Education

Return to classrooms begins new phase of Panama’s recovery in education

By Giovanna Ferullo M.

Panama City, Feb 28 (EFE).- Two years after schools were closed in Panama due to the Covid-219 pandemic, some 950,000 students will return to their classrooms starting on March 7, thus beginning a phase of recovery in the educational system that will last more or less for the same amount of time as the pandemic has lasted, UNICEF said Monday.

“We had two years during which the majority of children and teenagers received long-distance classes and this did not compensate for the learning that can be provided through in-person education,” UNICEF education official in Panama Francisco Trejos told EFE.

He said that a World Bank study found that about “90 percent of the students who have received long-distance education have (received) poor learning.”

“The recovery of learning is going to take the same or more time than the pandemic has lasted. That is a reality, but we have to get started. The first step is for us to start with in-person classes all around the country,” Trejos said.

In 2020, classes were provided online in Panama, which came to be the country whose schools were closed the longest. Semi-present learning began in mid-2021, although many parents didn’t send their children to schools out of fear that they would become infected with Covid-19.

The UNICEF official noted that before the pandemic “Panama had big challenges with regard to the quality” of education. International and local tests “indicated that about 70 percent of the children were not managing to develop the minimum required competence” in reading and mathematics.

That is why the United Nations entity emphasized the need for a new focus, including a period of adaptation that would include prioritizing the basic skills like learning how to read.

During the school year that will start on March 7, classrooms “are going to be multigrade because they’re going to have students with different learning levels. It’s key that the evaluation be seen as a process and not as a test, above all so that those individual needs can be identified,” Trejos said.

The lack of social interaction over the past two years of long-distance or semi-present learning, in particular, has affected the younger children, because “it has an impact on the development of their socio-emotional abilities and in the development of their language ability, which is the basis for learning how to read. We have to see how we can recover that,” Trejos said.

UNICEF has information from different sources indicating that “teenagers have been very much affected” in this aspect of their mental health, the official said.

“The condensation of content. Practically, the Panamanian curriculum is overloaded and transferring all that to the virtual realm created pressure on teachers and students. Stress was created,” he added.

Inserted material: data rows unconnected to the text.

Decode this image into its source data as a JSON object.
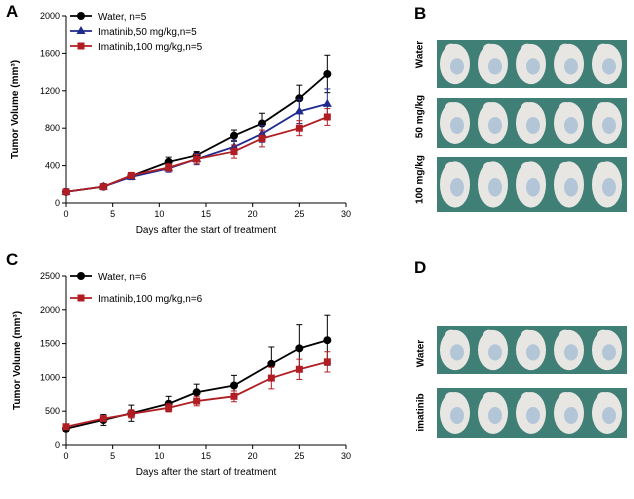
{
  "panels": {
    "a": "A",
    "b": "B",
    "c": "C",
    "d": "D"
  },
  "photos_b": {
    "rows": [
      "Water",
      "50 mg/kg",
      "100 mg/kg"
    ],
    "background_color": "#3f7f76",
    "mouse_color": "#e8e6e2",
    "tumor_color": "#a9bfd6"
  },
  "photos_d": {
    "rows": [
      "Water",
      "imatinib"
    ],
    "background_color": "#3f7f76",
    "mouse_color": "#e8e6e2",
    "tumor_color": "#a9bfd6"
  },
  "chart_data": [
    {
      "id": "chart-a",
      "type": "line",
      "xlabel": "Days after the start of treatment",
      "ylabel": "Tumor Volume (mm³)",
      "xlim": [
        0,
        30
      ],
      "ylim": [
        0,
        2000
      ],
      "xticks": [
        0,
        5,
        10,
        15,
        20,
        25,
        30
      ],
      "yticks": [
        0,
        400,
        800,
        1200,
        1600,
        2000
      ],
      "legend_position": "top-left",
      "series": [
        {
          "name": "Water, n=5",
          "color": "#000000",
          "marker": "circle",
          "x": [
            0,
            4,
            7,
            11,
            14,
            18,
            21,
            25,
            28
          ],
          "values": [
            120,
            175,
            290,
            440,
            510,
            720,
            850,
            1120,
            1380
          ],
          "errors": [
            20,
            20,
            30,
            50,
            40,
            60,
            110,
            140,
            200
          ]
        },
        {
          "name": "Imatinib,50 mg/kg,n=5",
          "color": "#1f2a8f",
          "marker": "triangle",
          "x": [
            0,
            4,
            7,
            11,
            14,
            18,
            21,
            25,
            28
          ],
          "values": [
            120,
            175,
            280,
            370,
            470,
            600,
            740,
            980,
            1060
          ],
          "errors": [
            20,
            20,
            30,
            40,
            60,
            70,
            90,
            130,
            160
          ]
        },
        {
          "name": "Imatinib,100 mg/kg,n=5",
          "color": "#b01e23",
          "marker": "square",
          "x": [
            0,
            4,
            7,
            11,
            14,
            18,
            21,
            25,
            28
          ],
          "values": [
            120,
            175,
            295,
            380,
            470,
            550,
            690,
            800,
            920
          ],
          "errors": [
            20,
            20,
            30,
            40,
            50,
            70,
            90,
            80,
            90
          ]
        }
      ]
    },
    {
      "id": "chart-c",
      "type": "line",
      "xlabel": "Days after the start of treatment",
      "ylabel": "Tumor Volume (mm³)",
      "xlim": [
        0,
        30
      ],
      "ylim": [
        0,
        2500
      ],
      "xticks": [
        0,
        5,
        10,
        15,
        20,
        25,
        30
      ],
      "yticks": [
        0,
        500,
        1000,
        1500,
        2000,
        2500
      ],
      "legend_position": "top-left",
      "series": [
        {
          "name": "Water, n=6",
          "color": "#000000",
          "marker": "circle",
          "x": [
            0,
            4,
            7,
            11,
            14,
            18,
            22,
            25,
            28
          ],
          "values": [
            240,
            370,
            470,
            610,
            780,
            880,
            1200,
            1430,
            1550
          ],
          "errors": [
            40,
            80,
            120,
            110,
            120,
            150,
            250,
            350,
            370
          ]
        },
        {
          "name": "Imatinib,100 mg/kg,n=6",
          "color": "#b01e23",
          "marker": "square",
          "x": [
            0,
            4,
            7,
            11,
            14,
            18,
            22,
            25,
            28
          ],
          "values": [
            270,
            390,
            460,
            550,
            650,
            720,
            990,
            1120,
            1230
          ],
          "errors": [
            30,
            40,
            60,
            60,
            70,
            80,
            160,
            150,
            150
          ]
        }
      ]
    }
  ]
}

Also, one must not forget that school “is a protective environment, perhaps the only one that can provide to many children the chance to receive a school lunch, the support of a psycho-pedagogical department, to identify when there is abuse or mistreatment and (provide) access to vaccination programs,” he went on to say.

According to figures from the Education Ministry, some 950,000 students, more than 840,000 from the public sector and more than 113,000 from the private sector, will begin in-person classes between March 7-14.

Panamanian authorities in January began vaccinating children between the ages of 5-11 against Covid-19 to break down the barrier of fear among parents regarding sending their children to school where they might become infected.

“We know that starting with the beginning of the school year some infections could surge” but there is a series of measures and protocols in place to mitigate those events. “Educational activity must be a priority,” the UNICEF official said.